Cuando, meses más tarde—el 13 de octubre de 1822—pone en blanco y negro su “delirio”, se aproxima a la obra mediante el uso de símbolos engarzados en la cultura occidental. Emplea referencias mitológicas—Iris, mensajera de los dioses en la mitología griega, en cuyo manto multicolor viene envuelto el narrador; Belona, la diosa romana de la guerra, quien es derrotada—como España—por el héroe del poema.
Además, invoca a figuras cimeras de la ciencia y la intelectualidad de occidente: La Condamine y Humboldt, ya mencionados.
Si las referencias culturales sitúan al narrador, firmemente, en el mundo occidental, las alusiones a la geografía y a la naturaleza son, claramente, americanas. El poema reserva un lugar destacado al ambiente americano, incomparablemente bello e inspirador, representado por “el caudaloso Orinoco”, “las fuentes amazónicas”, la magnificencia de la cordillera andina, el propio Chimborazo, príncipe de las cimas ecuatoriales.
De forma muy sugestiva, los elementos culturales y naturales se fusionan, entrelazan y concatenan en el poema, simbolizando con ello lo que para la generación de la independencia era la esencia americana, producto del encuentro de dos mundos—la “culta Europa” y el “mundo de Colón”, como designaría Andrés Bello a ambas partes del mestizaje indiano en su hermosa alocución “A la poesía”, escrita tan solo un año después de “Mi delirio sobre el Chimborazo” (1823).

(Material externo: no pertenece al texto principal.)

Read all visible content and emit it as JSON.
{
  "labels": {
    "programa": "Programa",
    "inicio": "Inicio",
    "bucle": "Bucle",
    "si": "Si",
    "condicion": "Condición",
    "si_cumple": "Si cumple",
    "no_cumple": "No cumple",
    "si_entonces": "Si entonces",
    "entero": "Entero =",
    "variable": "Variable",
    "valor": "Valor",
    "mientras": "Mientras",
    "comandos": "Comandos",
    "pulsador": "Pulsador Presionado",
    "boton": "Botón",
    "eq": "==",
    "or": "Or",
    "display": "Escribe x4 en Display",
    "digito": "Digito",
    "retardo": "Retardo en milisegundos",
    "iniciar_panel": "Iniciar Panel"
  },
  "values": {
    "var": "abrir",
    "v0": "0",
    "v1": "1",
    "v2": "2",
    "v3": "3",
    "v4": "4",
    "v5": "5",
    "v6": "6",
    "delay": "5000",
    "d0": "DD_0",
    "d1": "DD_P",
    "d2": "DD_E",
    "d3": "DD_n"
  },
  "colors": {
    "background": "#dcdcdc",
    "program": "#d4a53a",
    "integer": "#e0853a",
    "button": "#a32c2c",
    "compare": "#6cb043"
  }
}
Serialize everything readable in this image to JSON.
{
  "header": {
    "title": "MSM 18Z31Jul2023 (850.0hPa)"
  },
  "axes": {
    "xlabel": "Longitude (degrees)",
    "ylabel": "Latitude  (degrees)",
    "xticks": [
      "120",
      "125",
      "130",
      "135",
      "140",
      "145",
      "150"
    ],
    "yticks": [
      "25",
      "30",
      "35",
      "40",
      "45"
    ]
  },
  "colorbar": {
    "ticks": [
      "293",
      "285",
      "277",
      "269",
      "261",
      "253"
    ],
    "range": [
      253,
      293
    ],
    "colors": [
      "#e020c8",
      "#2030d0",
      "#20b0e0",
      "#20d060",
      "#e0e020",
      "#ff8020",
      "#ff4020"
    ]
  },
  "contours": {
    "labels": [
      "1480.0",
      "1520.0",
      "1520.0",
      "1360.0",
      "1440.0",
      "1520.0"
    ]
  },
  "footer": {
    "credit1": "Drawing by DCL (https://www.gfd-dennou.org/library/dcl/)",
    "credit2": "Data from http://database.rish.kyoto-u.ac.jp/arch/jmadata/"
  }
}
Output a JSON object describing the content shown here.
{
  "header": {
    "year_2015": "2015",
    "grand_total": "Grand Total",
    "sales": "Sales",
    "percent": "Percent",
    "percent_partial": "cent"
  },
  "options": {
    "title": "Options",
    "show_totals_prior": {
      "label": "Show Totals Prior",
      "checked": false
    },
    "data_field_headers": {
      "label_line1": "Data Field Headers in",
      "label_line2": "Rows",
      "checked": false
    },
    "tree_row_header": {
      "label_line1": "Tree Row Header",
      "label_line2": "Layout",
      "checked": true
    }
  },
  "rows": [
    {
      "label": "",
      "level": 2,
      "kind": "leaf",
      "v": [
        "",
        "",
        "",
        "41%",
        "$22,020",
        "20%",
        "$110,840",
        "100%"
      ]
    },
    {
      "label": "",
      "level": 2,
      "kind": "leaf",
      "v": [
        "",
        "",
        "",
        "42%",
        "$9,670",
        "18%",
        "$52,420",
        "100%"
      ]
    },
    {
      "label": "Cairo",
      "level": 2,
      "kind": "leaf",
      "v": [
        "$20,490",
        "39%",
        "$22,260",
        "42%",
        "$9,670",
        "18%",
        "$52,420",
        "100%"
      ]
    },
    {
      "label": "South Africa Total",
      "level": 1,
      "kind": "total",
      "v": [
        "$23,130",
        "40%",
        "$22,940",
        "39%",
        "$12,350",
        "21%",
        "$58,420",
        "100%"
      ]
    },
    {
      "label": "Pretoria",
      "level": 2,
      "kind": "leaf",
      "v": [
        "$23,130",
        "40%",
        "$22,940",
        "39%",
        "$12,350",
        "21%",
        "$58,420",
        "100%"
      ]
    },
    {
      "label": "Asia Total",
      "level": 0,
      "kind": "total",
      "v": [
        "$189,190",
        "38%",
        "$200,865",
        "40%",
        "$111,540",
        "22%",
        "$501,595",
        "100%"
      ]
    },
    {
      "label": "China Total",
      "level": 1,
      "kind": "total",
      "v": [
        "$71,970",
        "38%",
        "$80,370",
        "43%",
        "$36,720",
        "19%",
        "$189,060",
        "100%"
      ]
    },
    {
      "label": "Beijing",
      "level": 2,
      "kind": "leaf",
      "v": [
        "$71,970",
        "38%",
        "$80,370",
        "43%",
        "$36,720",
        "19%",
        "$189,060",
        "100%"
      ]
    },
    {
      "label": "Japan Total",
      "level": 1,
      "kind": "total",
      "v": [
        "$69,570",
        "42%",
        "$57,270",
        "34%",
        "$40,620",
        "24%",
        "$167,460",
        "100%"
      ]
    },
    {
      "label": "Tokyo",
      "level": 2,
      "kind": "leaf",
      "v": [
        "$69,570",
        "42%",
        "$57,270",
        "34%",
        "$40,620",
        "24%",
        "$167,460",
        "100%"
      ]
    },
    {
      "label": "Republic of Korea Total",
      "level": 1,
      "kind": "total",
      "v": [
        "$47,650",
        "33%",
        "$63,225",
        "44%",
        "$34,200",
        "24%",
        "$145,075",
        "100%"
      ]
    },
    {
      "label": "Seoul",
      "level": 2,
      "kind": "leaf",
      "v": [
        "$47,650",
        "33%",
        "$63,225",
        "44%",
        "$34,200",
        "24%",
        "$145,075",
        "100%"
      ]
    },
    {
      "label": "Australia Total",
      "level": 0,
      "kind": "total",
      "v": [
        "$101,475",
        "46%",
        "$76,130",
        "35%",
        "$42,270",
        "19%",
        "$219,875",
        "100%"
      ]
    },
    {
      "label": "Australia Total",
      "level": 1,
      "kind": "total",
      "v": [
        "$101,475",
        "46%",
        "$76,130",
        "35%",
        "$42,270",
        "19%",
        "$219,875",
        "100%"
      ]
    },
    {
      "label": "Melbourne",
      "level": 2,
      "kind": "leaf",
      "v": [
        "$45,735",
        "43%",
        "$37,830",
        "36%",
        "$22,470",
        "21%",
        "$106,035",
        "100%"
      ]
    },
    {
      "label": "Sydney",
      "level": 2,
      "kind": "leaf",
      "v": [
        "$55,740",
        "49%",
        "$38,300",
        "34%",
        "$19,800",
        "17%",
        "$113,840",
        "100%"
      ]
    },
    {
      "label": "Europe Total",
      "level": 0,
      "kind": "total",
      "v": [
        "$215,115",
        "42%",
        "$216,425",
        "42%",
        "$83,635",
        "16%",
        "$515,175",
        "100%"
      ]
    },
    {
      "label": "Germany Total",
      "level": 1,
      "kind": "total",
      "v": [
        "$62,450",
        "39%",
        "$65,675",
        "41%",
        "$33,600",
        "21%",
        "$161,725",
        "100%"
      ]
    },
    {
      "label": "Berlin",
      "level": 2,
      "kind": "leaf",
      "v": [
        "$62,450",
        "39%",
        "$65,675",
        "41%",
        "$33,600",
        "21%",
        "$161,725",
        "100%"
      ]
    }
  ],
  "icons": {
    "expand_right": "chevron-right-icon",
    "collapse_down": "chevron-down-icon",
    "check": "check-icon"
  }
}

Bolívar y sus congéneres, hacedores de la independencia, constructores de la república, comparten esta visión de América como una extensión de Europa en un Nuevo Mundo de naturaleza virgen, ubérrima, sobrecogedora. En esta cosmovisión, cada parte realiza un aporte específico: Europa aporta su cultura y raciocinio; América entrega su exuberancia y fecundidad.
Esta visión de un Nuevo Mundo “descubierto” el 12 de octubre de 1492 tuvo una influencia decisiva en el desarrollo político, cultural y educativo de América. Aunque hoy algunos la critican, al menos entonces había parámetros que permitían entender nuestra experiencia colectiva. ¿Cuáles tenemos hoy para orientar a nuestra sociedad?
El autor es politólogo e historiador; director de la maestría en Asuntos Internacionales en Florida State University, Panamá; y presidente de la Sociedad Bolivariana de Panamá.